Эх, Карменсита! Сколько бы раз тебя вышибали из школы, когда б ты была отдана учиться... Взяли бы тебя за руки папа и мама и повели бы постигать тонкости знания; и дали бы тебе твои родители с собою завтрак в красиво сплетенной корзиночке: хлеб, сыр, апельсин и персик. Только были ли у тебя родители? Заложила бы ты свои шаловливые ручонки в карманы фартучка, вышитые пестрыми бабочками, и на переменке застучала бы по плитняку туфельками, хотя не знаю, имелись ли они у тебя? Ох уж этот распротофантаст Афредерик Я-с — вместо плитняка заставил стучать обувь, но это еще что, мы можем вместо смычка провести по струнам сигаретой, хотя кто его ведает, что из этого выйдет. Надо бы вам было все-таки поучиться, Кармен. Ведь это было бы просто замечательно! Стали бы вы образованной, всеми уважаемой особой, и у вас, склоняющей свои огромные глаза над письменным столом, ходили бы в поклонниках одни только ученые, и объяснялись бы они вам в любви блестяще построенными, на славу правильными фразами, в которых грамматика властвовала бы над любовью, хотя, впрочем, что может быть на свете лучше грамматики, кроме физикохимиоматематики, только не знаю, были ли и они? Я, кажись, несколько отклонился от своей линии, хотя нет, нет, ведь фантасту-перефантасту все позволительно, кроме, разумеется, нецензурных выражений, которых ты-то, Кармен, вдоволь наслушалась, да притом скроенных вопреки всякой грамматике. А коли бы ты стала, Кармен, ученой дамой, то была бы гордостью всех цыган. Хотя бес его знает, была ли бы? И все ж таки как бы здорово это было, если бы ты прославила себя многоученостью, а ты возьми да прославь себя совсем другим! Или же ты могла бы стать, ну, скажем, образцовой хозяйкой, и тогда никто бы не ущипнул тебя исподтишка в уличной потасовке, стала бы ты славной хозяйкой, никто не помешал бы тебе сварить отличный бульон, и пускала бы ты слезу из своих прекрасных глаз, разве что только нарезая лук, а потом бы ты добавила в кипящий бульон тщательно перемытую зелень — кориандр и базилик, — а под самый конец — агзеванской соли по вкусу, ну а уж там разложила бы на столе по обе стороны от тарелок серебряные ножи-вилки; но ты, рецидивистка, носила в потайном кармане платья совсем особого рода нож!
И все-таки люблю я тебя.
Почему? Да почем я знаю.
А под деревом стояла девочка, вздрогнул Бесаме.

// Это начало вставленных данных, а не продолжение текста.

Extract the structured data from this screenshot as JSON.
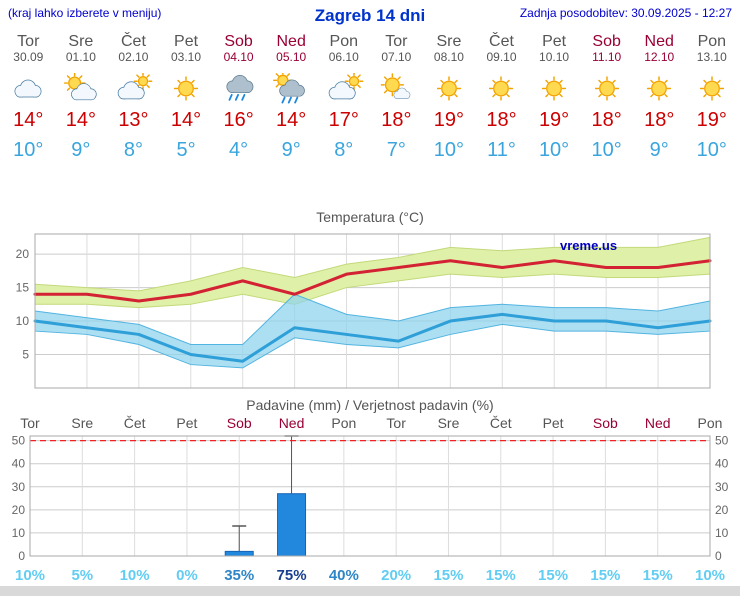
{
  "header": {
    "hint": "(kraj lahko izberete v meniju)",
    "title": "Zagreb 14 dni",
    "updated": "Zadnja posodobitev: 30.09.2025 - 12:27"
  },
  "colors": {
    "link_blue": "#0000cc",
    "weekday_text": "#555555",
    "weekend_text": "#990033",
    "tmax_text": "#cc0000",
    "tmin_text": "#3aa5dd",
    "bar_fill": "#2288dd",
    "prob_low": "#62cdf2",
    "prob_mid": "#2e86c8",
    "prob_high": "#173f8f",
    "watermark_blue": "#0000bb"
  },
  "days": [
    {
      "name": "Tor",
      "date": "30.09",
      "weekend": false,
      "icon": "cloudy",
      "tmax": "14°",
      "tmin": "10°"
    },
    {
      "name": "Sre",
      "date": "01.10",
      "weekend": false,
      "icon": "partly",
      "tmax": "14°",
      "tmin": "9°"
    },
    {
      "name": "Čet",
      "date": "02.10",
      "weekend": false,
      "icon": "mostly-cloudy",
      "tmax": "13°",
      "tmin": "8°"
    },
    {
      "name": "Pet",
      "date": "03.10",
      "weekend": false,
      "icon": "sunny",
      "tmax": "14°",
      "tmin": "5°"
    },
    {
      "name": "Sob",
      "date": "04.10",
      "weekend": true,
      "icon": "rain",
      "tmax": "16°",
      "tmin": "4°"
    },
    {
      "name": "Ned",
      "date": "05.10",
      "weekend": true,
      "icon": "shower",
      "tmax": "14°",
      "tmin": "9°"
    },
    {
      "name": "Pon",
      "date": "06.10",
      "weekend": false,
      "icon": "mostly-cloudy",
      "tmax": "17°",
      "tmin": "8°"
    },
    {
      "name": "Tor",
      "date": "07.10",
      "weekend": false,
      "icon": "mostly-sunny",
      "tmax": "18°",
      "tmin": "7°"
    },
    {
      "name": "Sre",
      "date": "08.10",
      "weekend": false,
      "icon": "sunny",
      "tmax": "19°",
      "tmin": "10°"
    },
    {
      "name": "Čet",
      "date": "09.10",
      "weekend": false,
      "icon": "sunny",
      "tmax": "18°",
      "tmin": "11°"
    },
    {
      "name": "Pet",
      "date": "10.10",
      "weekend": false,
      "icon": "sunny",
      "tmax": "19°",
      "tmin": "10°"
    },
    {
      "name": "Sob",
      "date": "11.10",
      "weekend": true,
      "icon": "sunny",
      "tmax": "18°",
      "tmin": "10°"
    },
    {
      "name": "Ned",
      "date": "12.10",
      "weekend": true,
      "icon": "sunny",
      "tmax": "18°",
      "tmin": "9°"
    },
    {
      "name": "Pon",
      "date": "13.10",
      "weekend": false,
      "icon": "sunny",
      "tmax": "19°",
      "tmin": "10°"
    }
  ],
  "chart_data": [
    {
      "type": "line",
      "title": "Temperatura (°C)",
      "n": 14,
      "x_labels": [
        "Tor 30.09",
        "Sre 01.10",
        "Čet 02.10",
        "Pet 03.10",
        "Sob 04.10",
        "Ned 05.10",
        "Pon 06.10",
        "Tor 07.10",
        "Sre 08.10",
        "Čet 09.10",
        "Pet 10.10",
        "Sob 11.10",
        "Ned 12.10",
        "Pon 13.10"
      ],
      "series": [
        {
          "name": "max-temperature",
          "color": "#d22233",
          "values": [
            14,
            14,
            13,
            14,
            16,
            14,
            17,
            18,
            19,
            18,
            19,
            18,
            18,
            19
          ]
        },
        {
          "name": "min-temperature",
          "color": "#2f9fd8",
          "values": [
            10,
            9,
            8,
            5,
            4,
            9,
            8,
            7,
            10,
            11,
            10,
            10,
            9,
            10
          ]
        }
      ],
      "bands": [
        {
          "name": "max-range",
          "fill": "#dff0a8",
          "edge": "#c3d97a",
          "opacity": 1,
          "upper": [
            15.5,
            15,
            14.5,
            16,
            18,
            16.5,
            18.5,
            19.5,
            21,
            20.5,
            21,
            21,
            21,
            22.5
          ],
          "lower": [
            12.5,
            12.5,
            12,
            12.5,
            14,
            12.5,
            15,
            16,
            17,
            16.5,
            17,
            16.5,
            16.5,
            17
          ]
        },
        {
          "name": "min-range",
          "fill": "#8ed3ef",
          "edge": "#52b4e0",
          "opacity": 0.72,
          "upper": [
            11.5,
            10.5,
            9.5,
            6.5,
            6.5,
            14,
            11,
            10,
            12,
            12.5,
            12,
            12,
            11.5,
            13
          ],
          "lower": [
            8.5,
            8,
            6.5,
            3.5,
            3,
            7.5,
            6.5,
            6,
            8,
            9.5,
            8.5,
            8.5,
            8,
            8.5
          ]
        }
      ],
      "ylim": [
        0,
        23
      ],
      "yticks": [
        5,
        10,
        15,
        20
      ],
      "grid": true,
      "watermark": "vreme.us"
    },
    {
      "type": "bar",
      "title": "Padavine (mm) / Verjetnost padavin (%)",
      "categories": [
        "Tor",
        "Sre",
        "Čet",
        "Pet",
        "Sob",
        "Ned",
        "Pon",
        "Tor",
        "Sre",
        "Čet",
        "Pet",
        "Sob",
        "Ned",
        "Pon"
      ],
      "weekend_columns": [
        4,
        5,
        11,
        12
      ],
      "values_mm": [
        0,
        0,
        0,
        0,
        2,
        27,
        0,
        0,
        0,
        0,
        0,
        0,
        0,
        0
      ],
      "whisker_high": [
        0,
        0,
        0,
        0,
        13,
        52,
        0,
        0,
        0,
        0,
        0,
        0,
        0,
        0
      ],
      "probabilities": [
        "10%",
        "5%",
        "10%",
        "0%",
        "35%",
        "75%",
        "40%",
        "20%",
        "15%",
        "15%",
        "15%",
        "15%",
        "15%",
        "10%"
      ],
      "ylim": [
        0,
        52
      ],
      "yticks": [
        0,
        10,
        20,
        30,
        40,
        50
      ],
      "limit_line": 50,
      "grid": true,
      "bar_color": "#2288dd"
    }
  ]
}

Под высокой сосной стояла девочка, Рамона Рощи, в голубом с кружевами платье, вздрогнул Бесаме.
— А-а... это вы?
— Да.
Тринадцатилетняя девочка, пятнадцатилетний мальчик.
— До свидания, — ляпнул невпопад Бесаме.
— Да.
— Как поживаете...
— Вы любите музыку?
— Да! — несколько громковато вырвалось у Бесаме, и он застыдился еще больше.
Рамона стояла с зажмуренными глазами — прямо в лицо ей ослепительно били лучи заходящего солнца — ух ты! — откуда...
— Вы всегда здесь играете?
— Что делаю? — встрепенулся Бесаме.
— Вы, оказывается, здесь играете, — сказала девочка, и наш мальчик окончательно смешался.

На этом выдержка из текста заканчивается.